Historical sex abuse campaigner dies of cancer just weeks after deathbed appeal
A VICTIM of childhood sex abuse, who pleaded from his deathbed for politicians to speed up compensation for victims, has died of cancer aged 60.
Clint Massey had been a resident of the Kincora Boys' Home in east Belfast where he was repeatedly sexually abused at the age of 16.
Mr Massey had previously given evidence to the Historical Institutional Abuse Inquiry into the abuse of children in church and state care.
In January, suffering from lung and brain cancer, he begged for compensation to be paid to victims, many of who are living in dire poverty.
"I was dealt a bad hand at first, but nobody deserves to be dealt two bad hands," he said.

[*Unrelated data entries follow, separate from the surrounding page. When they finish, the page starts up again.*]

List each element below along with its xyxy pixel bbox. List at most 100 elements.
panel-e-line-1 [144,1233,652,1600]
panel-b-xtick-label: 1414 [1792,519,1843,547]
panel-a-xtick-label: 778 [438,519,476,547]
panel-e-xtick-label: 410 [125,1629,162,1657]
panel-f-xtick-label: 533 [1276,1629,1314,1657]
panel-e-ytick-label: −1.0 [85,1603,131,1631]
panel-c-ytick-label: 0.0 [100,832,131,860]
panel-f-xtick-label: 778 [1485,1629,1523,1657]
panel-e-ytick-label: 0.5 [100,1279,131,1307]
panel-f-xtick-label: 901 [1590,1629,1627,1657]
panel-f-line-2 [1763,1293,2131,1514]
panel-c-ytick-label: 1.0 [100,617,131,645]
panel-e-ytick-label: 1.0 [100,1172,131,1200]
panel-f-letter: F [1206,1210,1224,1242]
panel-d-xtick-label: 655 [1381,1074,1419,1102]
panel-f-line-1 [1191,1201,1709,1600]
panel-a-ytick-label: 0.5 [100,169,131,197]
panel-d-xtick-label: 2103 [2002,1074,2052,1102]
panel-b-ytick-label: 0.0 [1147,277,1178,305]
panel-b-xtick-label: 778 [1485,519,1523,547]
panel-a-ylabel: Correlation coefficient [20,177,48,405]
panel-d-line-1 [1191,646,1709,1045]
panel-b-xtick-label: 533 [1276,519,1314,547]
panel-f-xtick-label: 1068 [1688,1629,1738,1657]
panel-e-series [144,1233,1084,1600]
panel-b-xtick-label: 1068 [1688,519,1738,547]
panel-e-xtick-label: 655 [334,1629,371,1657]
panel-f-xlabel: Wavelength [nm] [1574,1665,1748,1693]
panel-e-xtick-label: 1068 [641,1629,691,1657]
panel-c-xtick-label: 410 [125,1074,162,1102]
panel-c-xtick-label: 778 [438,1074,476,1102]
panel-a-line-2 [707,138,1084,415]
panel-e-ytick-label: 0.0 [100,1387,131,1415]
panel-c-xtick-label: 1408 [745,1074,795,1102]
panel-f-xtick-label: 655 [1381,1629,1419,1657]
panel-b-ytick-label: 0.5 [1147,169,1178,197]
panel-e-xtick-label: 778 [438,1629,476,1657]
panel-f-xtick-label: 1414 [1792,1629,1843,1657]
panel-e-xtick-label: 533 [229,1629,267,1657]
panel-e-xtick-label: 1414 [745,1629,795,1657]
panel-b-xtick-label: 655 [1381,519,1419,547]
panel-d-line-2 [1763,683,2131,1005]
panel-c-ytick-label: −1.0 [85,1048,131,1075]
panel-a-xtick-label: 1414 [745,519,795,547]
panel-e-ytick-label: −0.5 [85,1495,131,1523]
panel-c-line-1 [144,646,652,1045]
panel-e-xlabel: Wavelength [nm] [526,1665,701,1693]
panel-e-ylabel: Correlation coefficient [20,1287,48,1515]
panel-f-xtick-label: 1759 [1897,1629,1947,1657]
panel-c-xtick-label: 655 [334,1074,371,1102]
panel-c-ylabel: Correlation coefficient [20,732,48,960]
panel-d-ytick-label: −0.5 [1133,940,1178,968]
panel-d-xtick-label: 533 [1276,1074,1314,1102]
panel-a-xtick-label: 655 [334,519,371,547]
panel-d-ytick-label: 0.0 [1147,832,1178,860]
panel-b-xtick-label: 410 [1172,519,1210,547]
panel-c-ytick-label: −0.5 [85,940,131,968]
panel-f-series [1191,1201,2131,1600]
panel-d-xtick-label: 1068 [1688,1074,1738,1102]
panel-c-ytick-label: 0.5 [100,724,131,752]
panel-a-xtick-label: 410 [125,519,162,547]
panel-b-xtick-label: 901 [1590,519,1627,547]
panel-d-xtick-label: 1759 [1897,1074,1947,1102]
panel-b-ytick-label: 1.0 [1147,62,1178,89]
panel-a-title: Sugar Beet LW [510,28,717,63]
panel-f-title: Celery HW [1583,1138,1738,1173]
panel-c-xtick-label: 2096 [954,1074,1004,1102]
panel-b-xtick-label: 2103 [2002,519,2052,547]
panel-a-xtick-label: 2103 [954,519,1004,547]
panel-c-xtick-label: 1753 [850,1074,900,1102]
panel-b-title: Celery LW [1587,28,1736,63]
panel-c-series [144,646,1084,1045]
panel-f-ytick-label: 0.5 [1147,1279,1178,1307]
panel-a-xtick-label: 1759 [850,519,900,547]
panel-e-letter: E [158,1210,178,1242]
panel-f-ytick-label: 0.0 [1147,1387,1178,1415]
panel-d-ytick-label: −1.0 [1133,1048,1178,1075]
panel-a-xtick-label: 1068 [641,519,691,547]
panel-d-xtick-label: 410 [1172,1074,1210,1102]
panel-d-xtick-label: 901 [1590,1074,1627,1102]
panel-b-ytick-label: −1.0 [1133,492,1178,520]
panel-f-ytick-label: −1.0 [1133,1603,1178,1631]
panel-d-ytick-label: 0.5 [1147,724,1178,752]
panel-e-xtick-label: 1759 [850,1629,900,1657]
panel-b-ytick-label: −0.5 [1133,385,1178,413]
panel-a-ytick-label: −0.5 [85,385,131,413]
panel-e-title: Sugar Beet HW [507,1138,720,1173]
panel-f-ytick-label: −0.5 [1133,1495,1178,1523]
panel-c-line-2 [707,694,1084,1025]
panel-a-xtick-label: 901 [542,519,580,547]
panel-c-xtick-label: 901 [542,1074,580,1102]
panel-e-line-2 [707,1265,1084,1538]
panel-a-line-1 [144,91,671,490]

He died in Dundonald hospital where he had been admitted at the weekend after suffering from an infection.
The HIA Inquiry, chaired by retired judge Sir Anthony Hart, delivered its findings in January 2017 just days after the collapse of the Stormont executive, leaving victims with no timescale for when they would receive redress.
Sir Anthony recommended a number of measures, including compensation, paid partly by the Northern Ireland executive, and partly by the religious orders who ran the children's homes.
Since the findings were delivered last year eight of the victims who gave evidence have died.
Among them was Billy McConville, a son of Jean McConville, one of the so-called Disappeared. He had been abused after being taken into care with his brothers and sisters when his mother was abducted and murdered by the IRA in 1972.
Speaking to the Irish News just weeks before his death in July last year, he called on politicians to get around the table and help those like him who were in chronic need.
Margaret McGuckin of the Savia support group described Clint Massey as "a brave and inspirational man".
"Despite his own awful abuse he was always thinking of others, in speaking out he gave other victims the strength to tell their story.
"We will all miss him dreadfully", she added.